I confess I THOUGHT Mayor Johnson was going to bring a fresh set of groundbreaking ideas to city hall to address root causes. Unfortunately, while he is proving to be far more engaged and visible than his predecessor was, he is also proving to be another politician who wants to talk, talk, talk about effects and not causes. :\
When is a LEADER going to emerge and ask these wayward brothers of our to start being accountable and stop being selfish? When is a true ROLE MODEL going to present the idea to our brothers that love = commitment, not lustful pursuit and selfish demand? And when will we have before us someone who understands the only way to even begin to confront a problem is to attack it by the roots?
Perhaps never. Perhaps not. I hold out HOPE such a leader will one day emerge.

John Dahilig fir city council D1 2010! Is that leader!
Once again, you are right on. Thanks for another spot on commentary on no way KJ. What were the results from the last summit? If there was anything, it hasn’t trickled down to the children. All talk and no action. Unfortunately, we expected this.
Joe – you bring up multiple topics here, so I’ll just address the parents-as-those-ultimately-responsible-for-their-kids’- education topic. I couldn’t agree with you more. Parents must be held accountable. My husband teaches at a HS here in Sac and has the gamut of students from extreme overachievers to those barely hanging on. On Back to School Night or Open House he may get a handful of parents for his lower achieving kids and close to 80% turnout for the higher achieving students.
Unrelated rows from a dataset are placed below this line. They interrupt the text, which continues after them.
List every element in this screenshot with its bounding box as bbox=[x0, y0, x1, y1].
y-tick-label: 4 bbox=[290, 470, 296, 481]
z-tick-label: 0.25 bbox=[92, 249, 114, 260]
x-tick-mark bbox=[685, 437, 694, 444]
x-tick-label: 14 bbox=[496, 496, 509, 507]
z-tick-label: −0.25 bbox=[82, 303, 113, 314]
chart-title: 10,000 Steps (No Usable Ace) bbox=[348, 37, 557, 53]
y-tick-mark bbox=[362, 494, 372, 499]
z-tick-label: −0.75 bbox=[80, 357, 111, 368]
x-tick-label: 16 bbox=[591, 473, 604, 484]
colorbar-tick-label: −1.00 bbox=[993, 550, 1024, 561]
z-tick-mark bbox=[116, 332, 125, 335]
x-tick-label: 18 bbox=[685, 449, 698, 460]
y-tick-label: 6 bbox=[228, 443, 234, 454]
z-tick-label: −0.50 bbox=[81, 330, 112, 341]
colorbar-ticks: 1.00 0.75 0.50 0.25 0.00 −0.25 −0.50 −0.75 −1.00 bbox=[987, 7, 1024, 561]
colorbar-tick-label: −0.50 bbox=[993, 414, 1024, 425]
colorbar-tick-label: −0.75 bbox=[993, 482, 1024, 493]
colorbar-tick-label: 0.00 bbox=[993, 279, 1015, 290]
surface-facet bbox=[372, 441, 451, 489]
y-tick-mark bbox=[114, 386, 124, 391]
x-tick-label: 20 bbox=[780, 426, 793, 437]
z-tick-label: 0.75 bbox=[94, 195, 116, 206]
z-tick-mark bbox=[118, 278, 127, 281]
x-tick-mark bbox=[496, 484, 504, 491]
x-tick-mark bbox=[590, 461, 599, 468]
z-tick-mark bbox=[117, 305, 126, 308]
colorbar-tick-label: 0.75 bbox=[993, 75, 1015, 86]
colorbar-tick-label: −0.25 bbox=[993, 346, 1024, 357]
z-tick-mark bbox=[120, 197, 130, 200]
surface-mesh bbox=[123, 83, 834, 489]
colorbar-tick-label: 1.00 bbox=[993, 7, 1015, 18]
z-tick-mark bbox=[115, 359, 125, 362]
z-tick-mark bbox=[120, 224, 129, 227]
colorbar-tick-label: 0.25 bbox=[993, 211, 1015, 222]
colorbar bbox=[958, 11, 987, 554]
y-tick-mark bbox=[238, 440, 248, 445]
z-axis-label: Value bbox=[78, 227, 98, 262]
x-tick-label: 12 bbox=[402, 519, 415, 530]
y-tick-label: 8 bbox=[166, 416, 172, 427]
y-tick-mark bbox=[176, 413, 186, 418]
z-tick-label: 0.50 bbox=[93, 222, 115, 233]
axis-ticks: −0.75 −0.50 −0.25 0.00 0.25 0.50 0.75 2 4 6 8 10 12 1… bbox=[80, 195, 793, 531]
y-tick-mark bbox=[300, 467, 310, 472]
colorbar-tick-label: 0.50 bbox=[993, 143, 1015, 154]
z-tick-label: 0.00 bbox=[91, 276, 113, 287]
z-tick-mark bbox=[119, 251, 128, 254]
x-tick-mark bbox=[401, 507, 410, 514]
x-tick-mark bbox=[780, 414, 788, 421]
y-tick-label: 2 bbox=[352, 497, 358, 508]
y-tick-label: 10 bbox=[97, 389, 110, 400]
Granted, there might be single parent issues involved, but education MUST be a priority. As another example, I volunteered to help grade math papers for my daughter’s second grade teacher. Before our girls turn in their homework, we check it to make sure it’s complete and correct. If anything is incorrect, they need to correct it before they turn it in. In reviewing the work of the other kids, I was amazed that some kids turned in work that was incomplete or completely wrong. It doesn’t take long to check over a couple pages of homework. How will the kids learn math on 45 minutes a day in the classroom? (or however long they spend?) It has to be supplemented at home.
I’m not judging the single parents (moms AND dads) that struggle to work and raise their families. I can imagine that it’s amazingly difficult. Who I do judge are those people who expect teachers to raise their kids.
Gayle, thanks. So it sounds like you agree that it would be awesome if politicians like Johnson put their focus on helping all those single parents instead of holding summits with administrators who are completely out of touch with what’s really going on in those math homework assignments??
I would say focus on “helping” single parents and ALL parents see that it is THEY who need to be responsible for their children’s education. I certainly don’t think a summit needs to be held to see how the teachers/administrators can help the kids. They do that already. For parents, it’s not even a need to have resources or summits or anything that spends money. It’s just a common sense bit of reality that we as parents are the caregivers, nurturers, life educators, etc who are raising these children. Not the schools. If the parents want their children to succeed/do well in school, then the parents need to make it a priority to help ensure they do. Don’t blame the teachers.